Вопрос мой был с подкавыкой. Суркис с детства проявлял склонность к запредельному риску. Не раз наша компания попадала в ситуации, что называется, на грани фола. Будь то кража яблок из университетского сада, или битье стекол на живодерне в знак протеста против убийства бездомных собак и кошек, или охота на гадюк ранней весной в Заречье. Во всех этих и многих других наших похождениях Илья вел себя запредельно рискованно, но каждый раз умудрялся выйти сухим из воды сам и вытащить остальных. Много позже, целиком уйдя в науку, Суркис, конечно, остепенился, помудрел, перестал «в воспитательных целях» отстреливать из рогатки алкашей возле пивного ларька, но я–то чувствовал, что под маской серьезного ученого мужа прячется все тот же сорвиголова. И не прогадал!
— А что ты мне можешь предложить? — все еще желчно поинтересовался он.
— Помнишь, я тебе перед Новым годом рассказывал о деле с киднеппингом?
— Ну, помню…
— Так вот, мы нашли базу похитителей!
— Поздравляю. А я тут при чем?
— Пока ни при чем. Но, если согласишься на мое предложение…
— Выкладывай, Димыч, не тяни кота за хвост! — перебил Илья, и это был голос прежнего Суркиса, авантюриста и забияки.
— Я предлагаю тебе поучаствовать в освобождении похищенных ребятишек, — без обиняков заявил я и замер: пошлет или не пошлет?
Десять секунд, ушедших у Илюхи на обдумывание предложения, показались мне вечностью.
— Где встречаемся? — наконец спросил он.
«Ура–а!» — чуть было не завопил я, но вслух сказал:
— Через полчаса возле твоего института.
Я ожидал, что он поинтересуется, почему именно там, но Суркис и раньше никогда не задавал преждевременных вопросов, не задал и сейчас.

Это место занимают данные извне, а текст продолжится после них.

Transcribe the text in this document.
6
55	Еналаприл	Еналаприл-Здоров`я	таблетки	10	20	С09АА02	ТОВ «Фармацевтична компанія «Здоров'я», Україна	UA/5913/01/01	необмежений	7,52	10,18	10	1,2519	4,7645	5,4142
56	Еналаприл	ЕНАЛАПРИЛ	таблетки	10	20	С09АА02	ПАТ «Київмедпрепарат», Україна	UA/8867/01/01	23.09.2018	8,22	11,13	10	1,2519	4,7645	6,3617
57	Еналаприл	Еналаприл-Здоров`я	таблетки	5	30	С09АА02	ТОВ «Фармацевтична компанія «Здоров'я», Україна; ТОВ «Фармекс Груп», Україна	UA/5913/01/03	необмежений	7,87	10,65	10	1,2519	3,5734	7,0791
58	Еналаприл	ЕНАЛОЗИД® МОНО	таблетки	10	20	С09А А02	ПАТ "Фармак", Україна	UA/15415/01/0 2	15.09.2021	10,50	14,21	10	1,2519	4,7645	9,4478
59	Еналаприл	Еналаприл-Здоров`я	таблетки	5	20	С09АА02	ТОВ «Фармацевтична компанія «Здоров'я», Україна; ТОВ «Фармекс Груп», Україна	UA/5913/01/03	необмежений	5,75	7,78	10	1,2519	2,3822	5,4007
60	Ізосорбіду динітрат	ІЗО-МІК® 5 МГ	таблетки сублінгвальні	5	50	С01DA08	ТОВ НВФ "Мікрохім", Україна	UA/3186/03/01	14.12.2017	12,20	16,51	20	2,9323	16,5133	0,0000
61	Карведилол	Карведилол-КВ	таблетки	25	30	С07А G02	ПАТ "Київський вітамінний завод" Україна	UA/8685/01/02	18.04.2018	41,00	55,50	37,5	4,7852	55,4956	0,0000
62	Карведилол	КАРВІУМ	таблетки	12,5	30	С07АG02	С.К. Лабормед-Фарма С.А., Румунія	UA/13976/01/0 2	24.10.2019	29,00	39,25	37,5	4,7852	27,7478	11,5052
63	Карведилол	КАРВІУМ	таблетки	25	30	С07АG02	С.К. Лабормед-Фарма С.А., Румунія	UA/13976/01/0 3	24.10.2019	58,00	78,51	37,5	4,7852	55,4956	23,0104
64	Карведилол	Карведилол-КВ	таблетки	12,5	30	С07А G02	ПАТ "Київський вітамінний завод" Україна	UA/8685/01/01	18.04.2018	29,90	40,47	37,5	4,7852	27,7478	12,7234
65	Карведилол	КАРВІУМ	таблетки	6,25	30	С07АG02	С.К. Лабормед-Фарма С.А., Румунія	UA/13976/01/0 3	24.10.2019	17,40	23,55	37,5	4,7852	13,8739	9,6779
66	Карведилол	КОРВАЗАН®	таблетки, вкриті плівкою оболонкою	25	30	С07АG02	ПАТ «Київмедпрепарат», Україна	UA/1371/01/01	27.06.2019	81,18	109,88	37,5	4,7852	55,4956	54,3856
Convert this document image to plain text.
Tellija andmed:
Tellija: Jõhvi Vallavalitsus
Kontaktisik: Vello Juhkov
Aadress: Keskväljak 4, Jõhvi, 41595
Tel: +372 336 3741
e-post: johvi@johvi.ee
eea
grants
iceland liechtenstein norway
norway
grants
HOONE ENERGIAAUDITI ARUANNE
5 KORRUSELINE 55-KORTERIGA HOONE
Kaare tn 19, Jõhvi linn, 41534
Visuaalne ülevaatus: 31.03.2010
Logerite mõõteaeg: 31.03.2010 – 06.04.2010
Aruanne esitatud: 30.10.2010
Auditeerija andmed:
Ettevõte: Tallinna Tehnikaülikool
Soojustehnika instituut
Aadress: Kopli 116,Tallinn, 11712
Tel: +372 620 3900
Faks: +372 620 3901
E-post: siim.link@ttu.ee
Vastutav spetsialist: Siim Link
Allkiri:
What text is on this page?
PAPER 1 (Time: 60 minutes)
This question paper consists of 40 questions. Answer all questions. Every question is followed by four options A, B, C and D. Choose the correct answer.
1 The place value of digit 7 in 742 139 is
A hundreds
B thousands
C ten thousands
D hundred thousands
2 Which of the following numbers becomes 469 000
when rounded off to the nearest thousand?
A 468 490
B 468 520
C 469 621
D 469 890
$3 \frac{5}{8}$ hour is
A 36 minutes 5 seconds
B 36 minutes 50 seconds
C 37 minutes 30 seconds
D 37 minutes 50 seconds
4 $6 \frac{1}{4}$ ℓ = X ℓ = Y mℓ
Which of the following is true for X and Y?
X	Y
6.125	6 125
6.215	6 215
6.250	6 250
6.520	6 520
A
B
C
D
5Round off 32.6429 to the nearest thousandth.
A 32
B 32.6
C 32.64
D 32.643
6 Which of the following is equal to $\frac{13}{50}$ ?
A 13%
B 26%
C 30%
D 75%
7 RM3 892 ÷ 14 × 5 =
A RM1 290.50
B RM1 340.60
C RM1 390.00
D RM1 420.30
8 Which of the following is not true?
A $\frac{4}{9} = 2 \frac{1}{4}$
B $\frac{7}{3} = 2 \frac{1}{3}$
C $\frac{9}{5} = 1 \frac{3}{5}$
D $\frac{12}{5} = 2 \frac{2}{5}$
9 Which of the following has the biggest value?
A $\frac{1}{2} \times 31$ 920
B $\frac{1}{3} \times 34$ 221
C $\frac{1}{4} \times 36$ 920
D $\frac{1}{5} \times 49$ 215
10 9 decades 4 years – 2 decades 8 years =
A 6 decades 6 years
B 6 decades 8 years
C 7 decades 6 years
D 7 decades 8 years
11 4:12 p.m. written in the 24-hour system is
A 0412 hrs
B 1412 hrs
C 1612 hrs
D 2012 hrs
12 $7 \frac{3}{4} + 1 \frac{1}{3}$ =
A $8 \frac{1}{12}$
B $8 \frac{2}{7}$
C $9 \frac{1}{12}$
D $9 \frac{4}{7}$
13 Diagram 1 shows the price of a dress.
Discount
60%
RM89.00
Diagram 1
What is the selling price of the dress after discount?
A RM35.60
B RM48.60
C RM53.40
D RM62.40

Более того, когда мы пожали друг другу руки под единственным фонарем, освещавшим парадное крыльцо Института биологических проблем и запорошенную снегом площадку перед ним, Илья огорошил меня фразой:
— Небось, парализатор хочешь заполучить?
— Как ты догадался?!
— Элементарно, мой друг! — спародировал он нашего с ним любимого актера Ливанова. — Ты так подробно в прошлый раз расспрашивал об этом устройстве, что только глупец бы не сообразил, как ты на него запал. А тут представилась конкретная возможность проверить парализатор в действии, так сказать, провести полевые испытания без протокола. — Суркис хитро оглядел мою растерянную рожу. — А если я не соглашусь дать его тебе?
— Тогда зачем пришел? — попытался я реабилитироваться, больше перед собой.
— Может, решил посмотреть на твою вытянувшуюся физиономию? — продолжал глумиться Илюха. — Кстати, то еще зрелище!
— Слушай, Люханс, дело слишком серьезное, чтобы им забавляться, — разозлился я. — Немедленно отвечай: ты со мной или нет?
Суркис мгновенно согнал с лица ухмылку.
— Видишь ли, Димыч, — медленно заговорил он, — я, конечно, рад бы пойти с тобой, но… если нас повяжут, и если нам сказочно повезет — нас не шлепнут, а сдадут властям… Короче, мне есть что терять, Димыч. И это не только работа, которую я обожаю…
— Погоди–ка, — снова растерялся я от пришедшей догадки, — ты хочешь сказать, что… женился?!
— Ну, это сильно сказано, но…
— Елы–палы! Мир перевернулся! Илюха — семьянин!..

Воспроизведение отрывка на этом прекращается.